La phase 2 (étapes 3 à 6) concerne le processus d’élaboration d’une application Web par le biais de laquelle les utilisateurs pourront évaluer les différents paramètres de leur condition physique (souplesse, endurance cardio-vasculaire, force, coordination, puissance, etc.) mais également participer à des défis individuels et collectifs pour améliorer leur capital santé. Un programmeur et les chercheurs ont tous participé au processus de conception.

Afin d’obtenir une vue d’ensemble des algorithmes, un modèle conceptuel de l’architecture du programme a été développé (étape 3). Ce modèle a également facilité la décision sur l’ordre logique du contenu. Le modèle conceptuel a également servi de base à une version papier de l’application web, qui montrait toutes les fonctions de la future application web, comme un squelette de menus, de boutons, etc.

Parallèlement au développement de l’application web (étape 5), tout le matériel de texte, pour l’encodage des contenus, l’enregistrement audio, les photos, les films a été développé. Les contenus (tests et défis) étaient fondés sur les éléments de preuve de la phase 1 (étape 4). Plusieurs discussions au sein du groupe de recherche et avec le programmeur ont conduit à la sélection des aspects graphiques (couleur, logo, police, etc.).

Phase 3

Dans la troisième phase, trois enseignants d’éducation physique issus de trois écoles secondaires partenaires ont eu accès à la version beta du programme afin que l’application puisse être évaluée avec leurs élèves au niveau de son utilisabilité (étape 7). L'évaluation de l'utilisabilité permet d'identifier les problèmes de l’application numérique et de fournir des informations au développeur pour améliorer le produit (Hsieh et al., 2019).

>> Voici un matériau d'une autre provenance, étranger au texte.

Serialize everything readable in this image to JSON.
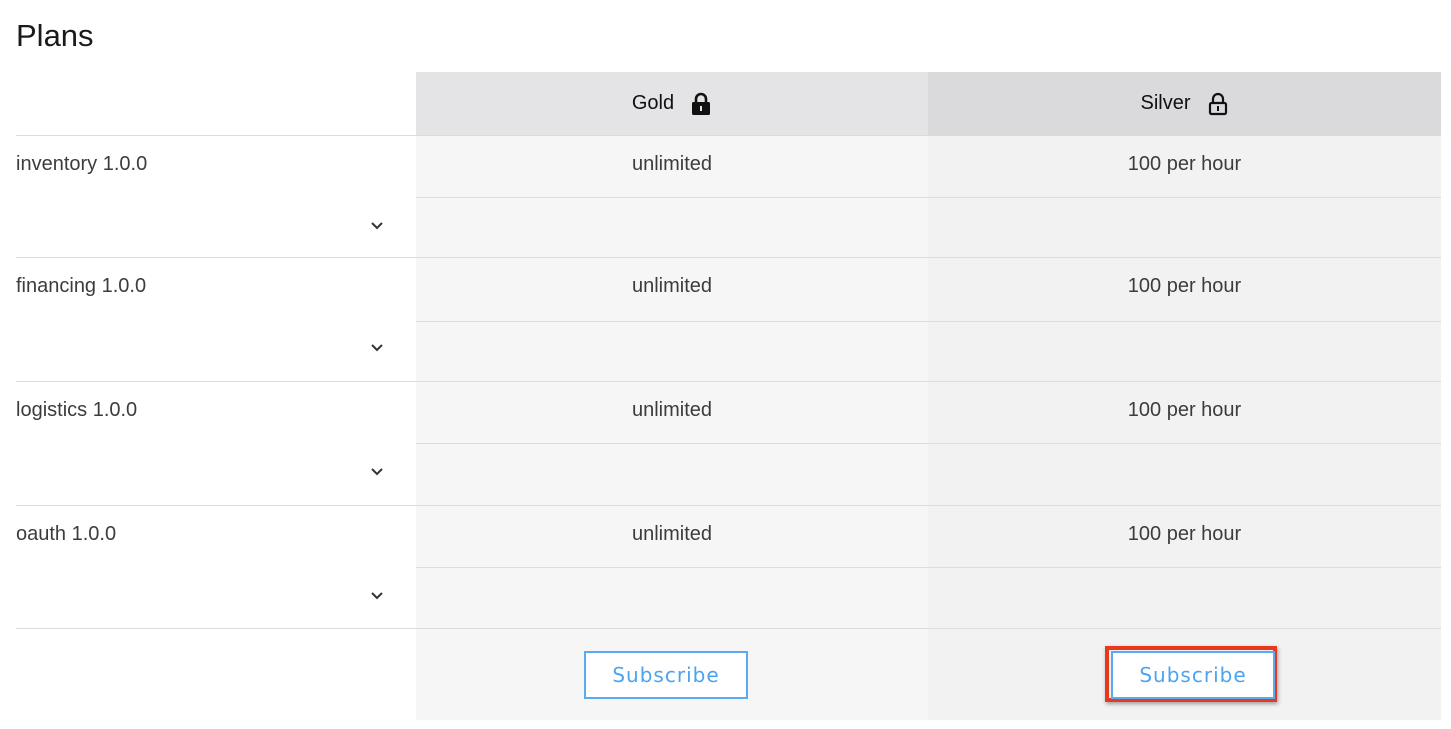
{
  "page": {
    "title": "Plans"
  },
  "plans": [
    {
      "name": "Gold",
      "lock_icon": "lock-closed-icon",
      "subscribe_label": "Subscribe"
    },
    {
      "name": "Silver",
      "lock_icon": "lock-open-icon",
      "subscribe_label": "Subscribe"
    }
  ],
  "apis": [
    {
      "name": "inventory 1.0.0",
      "gold": "unlimited",
      "silver": "100 per hour"
    },
    {
      "name": "financing 1.0.0",
      "gold": "unlimited",
      "silver": "100 per hour"
    },
    {
      "name": "logistics 1.0.0",
      "gold": "unlimited",
      "silver": "100 per hour"
    },
    {
      "name": "oauth 1.0.0",
      "gold": "unlimited",
      "silver": "100 per hour"
    }
  ],
  "colors": {
    "subscribe_accent": "#4da3f0",
    "highlight": "#e8391f"
  }
}
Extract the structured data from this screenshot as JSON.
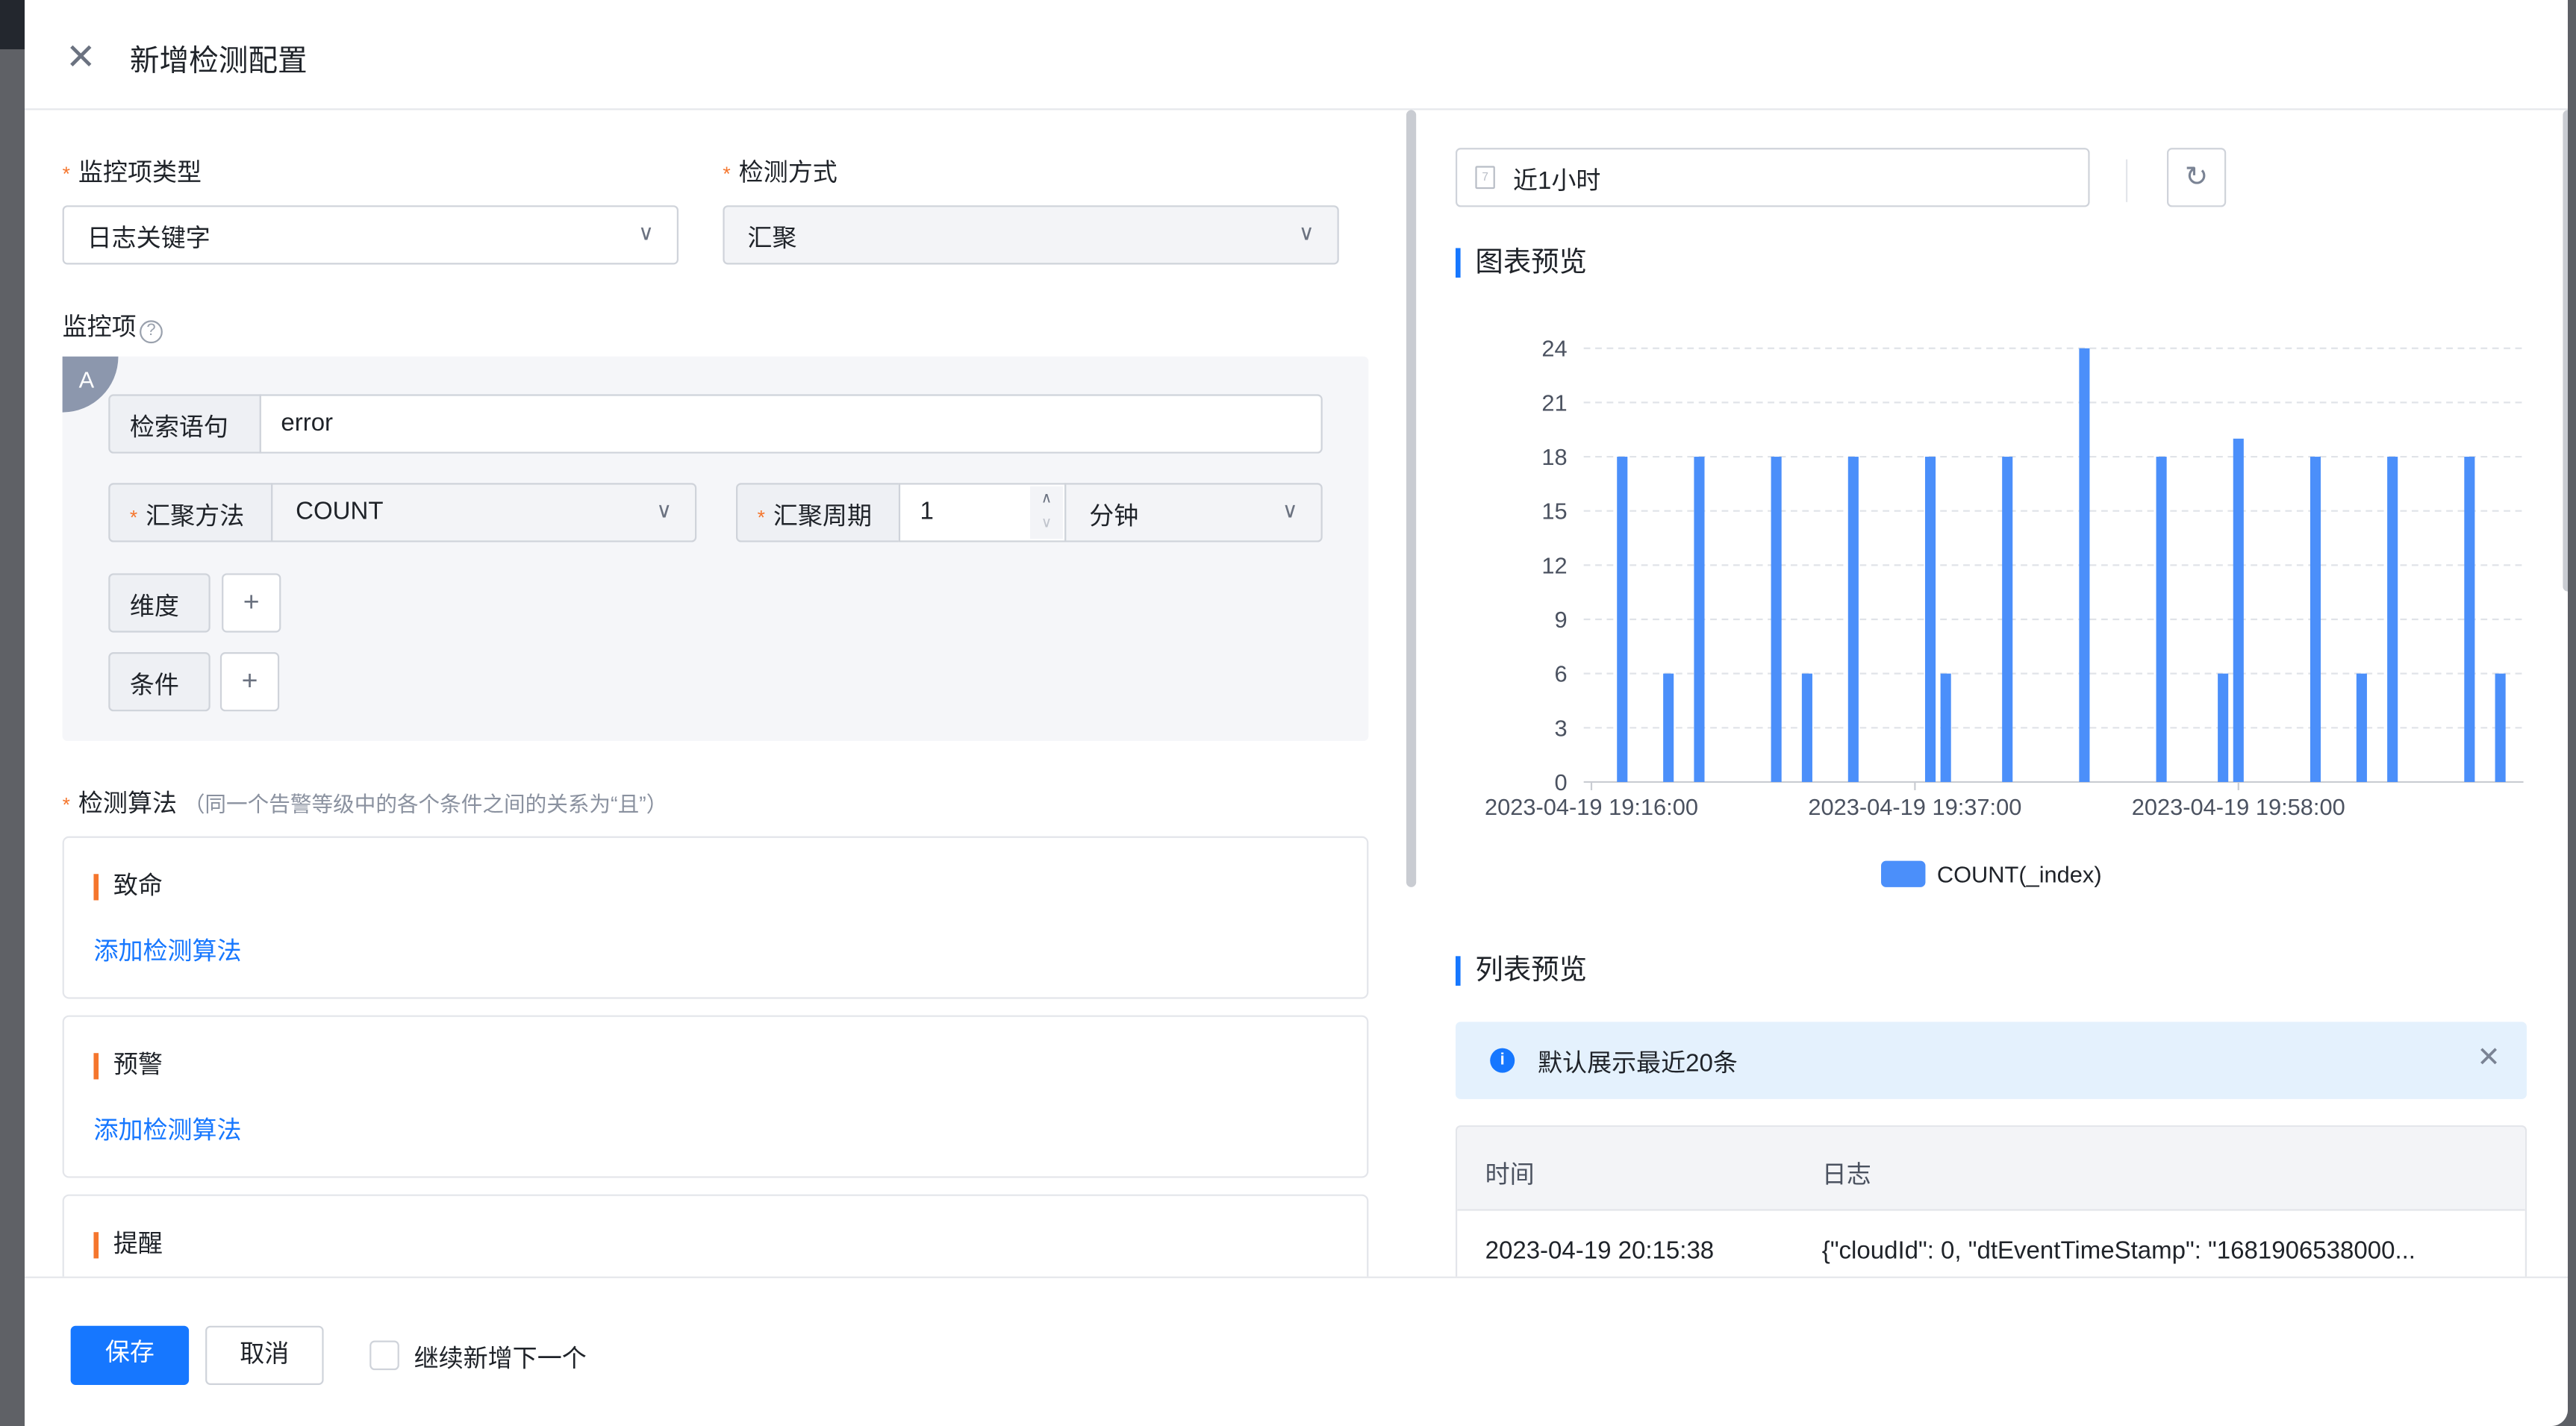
{
  "header": {
    "title": "新增检测配置",
    "close_icon": "close-icon"
  },
  "form": {
    "monitor_type": {
      "label": "监控项类型",
      "value": "日志关键字"
    },
    "detect_mode": {
      "label": "检测方式",
      "value": "汇聚"
    },
    "monitor_item": {
      "label": "监控项",
      "help_icon": "question-circle-icon",
      "badge": "A",
      "query_label": "检索语句",
      "query_value": "error",
      "agg_method_label": "汇聚方法",
      "agg_method_value": "COUNT",
      "agg_period_label": "汇聚周期",
      "agg_period_value": "1",
      "agg_period_unit": "分钟",
      "dimension_label": "维度",
      "condition_label": "条件",
      "add_symbol": "+"
    },
    "algorithm": {
      "label": "检测算法",
      "hint": "（同一个告警等级中的各个条件之间的关系为“且”）",
      "levels": [
        {
          "name": "致命",
          "action": "添加检测算法"
        },
        {
          "name": "预警",
          "action": "添加检测算法"
        },
        {
          "name": "提醒"
        }
      ]
    }
  },
  "footer": {
    "save": "保存",
    "cancel": "取消",
    "continue_label": "继续新增下一个",
    "continue_checked": false
  },
  "preview": {
    "time_range": "近1小时",
    "chart_title": "图表预览",
    "list_title": "列表预览",
    "notice": "默认展示最近20条",
    "table": {
      "columns": [
        "时间",
        "日志"
      ],
      "rows": [
        [
          "2023-04-19 20:15:38",
          "{\"cloudId\": 0, \"dtEventTimeStamp\": \"1681906538000..."
        ]
      ]
    }
  },
  "colors": {
    "primary": "#1677ff",
    "bar": "#4b8ffa",
    "required": "#f5762d"
  },
  "chart_data": {
    "type": "bar",
    "legend": "COUNT(_index)",
    "legend_position": "bottom",
    "grid": true,
    "ylim": [
      0,
      24
    ],
    "yticks": [
      0,
      3,
      6,
      9,
      12,
      15,
      18,
      21,
      24
    ],
    "xticks": [
      "2023-04-19 19:16:00",
      "2023-04-19 19:37:00",
      "2023-04-19 19:58:00"
    ],
    "xlim": [
      "2023-04-19 19:15:30",
      "2023-04-19 20:16:30"
    ],
    "x": [
      "2023-04-19 19:18:00",
      "2023-04-19 19:21:00",
      "2023-04-19 19:23:00",
      "2023-04-19 19:28:00",
      "2023-04-19 19:30:00",
      "2023-04-19 19:33:00",
      "2023-04-19 19:38:00",
      "2023-04-19 19:39:00",
      "2023-04-19 19:43:00",
      "2023-04-19 19:48:00",
      "2023-04-19 19:53:00",
      "2023-04-19 19:57:00",
      "2023-04-19 19:58:00",
      "2023-04-19 20:03:00",
      "2023-04-19 20:06:00",
      "2023-04-19 20:08:00",
      "2023-04-19 20:13:00",
      "2023-04-19 20:15:00"
    ],
    "values": [
      18,
      6,
      18,
      18,
      6,
      18,
      18,
      6,
      18,
      24,
      18,
      6,
      19,
      18,
      6,
      18,
      18,
      6
    ]
  }
}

Après une période d’utilisation de quatre semaines, les participants à l’étude ont répondu à un questionnaire, le System Usability Scale (SUS) (Brooke, 1996). Cette échelle est composée de dix items, chacun ayant une échelle en cinq points allant de fortement en désaccord à fortement en accord. Il y a cinq items positifs et cinq items négatifs (tableau 1).

Tableau 1 : System Usability Scale (SUS) (Brooke, 1996)

1

Je pense que je vais utiliser cette application web fréquemment.

2

Je trouve l’application web inutilement complexe.

3

Je pense que l’application web est facile à utiliser.

4

Je pense que j'aurais besoin de l'assistance d'un expert pour pouvoir utiliser cette application web.

5

Je trouve que les différentes fonctions de l’application web sont bien intégrées.

6

Je pense qu'il y a trop d'incohérence dans cette application web.

7

J'imagine que la plupart des gens gagnerait à utiliser ce produit très rapidement.

8

Je trouve l’application web très difficile à utiliser.

9

Je me suis senti très confiant(e) en utilisant l’application web.

10

J'ai besoin d'apprendre beaucoup de choses avant de pouvoir utiliser ce produit.

Un 11ème item plus général a été ajouté par Bangor, Kortum et Miller (2009). Il s’agit de « Dans l'ensemble, je dirais que la convivialité de ce produit est la suivante : La pire imaginable, Catastrophique, Très Pauvre, OK, Bonne, Excellente, La Meilleure imaginable ».

L’échelle produit un score compris entre 0 et 100. Il est nécessaire d’approcher le score de 70 pour que l’application soit jugée acceptable (Bangor et al., 2009).

Résultats et discussion

Les résultats du System Usability Scale (SUS) obtenus chez les trois enseignants d’éducation physique se situent entre 35 et 62,5. Ces scores n’atteignent pas le niveau d’acceptabilité de 70 (Bangor et al., 2009) (figure 2). Parmi les remarques et les commentaires envoyés par les enseignants, il y a le fait qu’ils ont principalement utilisé l’application web sur la tablette et le smartphone avec les élèves. Cependant, sur smartphone, le graphisme et la lisibilité de l’application sont vraiment faibles. Plusieurs codes erreurs ont également été identifiés par les enseignants. Enfin, de nombreux commentaires convergeaient pour simplifier l’application et la rendre plus fluide : « La lecture des défis doit être rapide, on doit pouvoir encoder son résultat assez rapidement ».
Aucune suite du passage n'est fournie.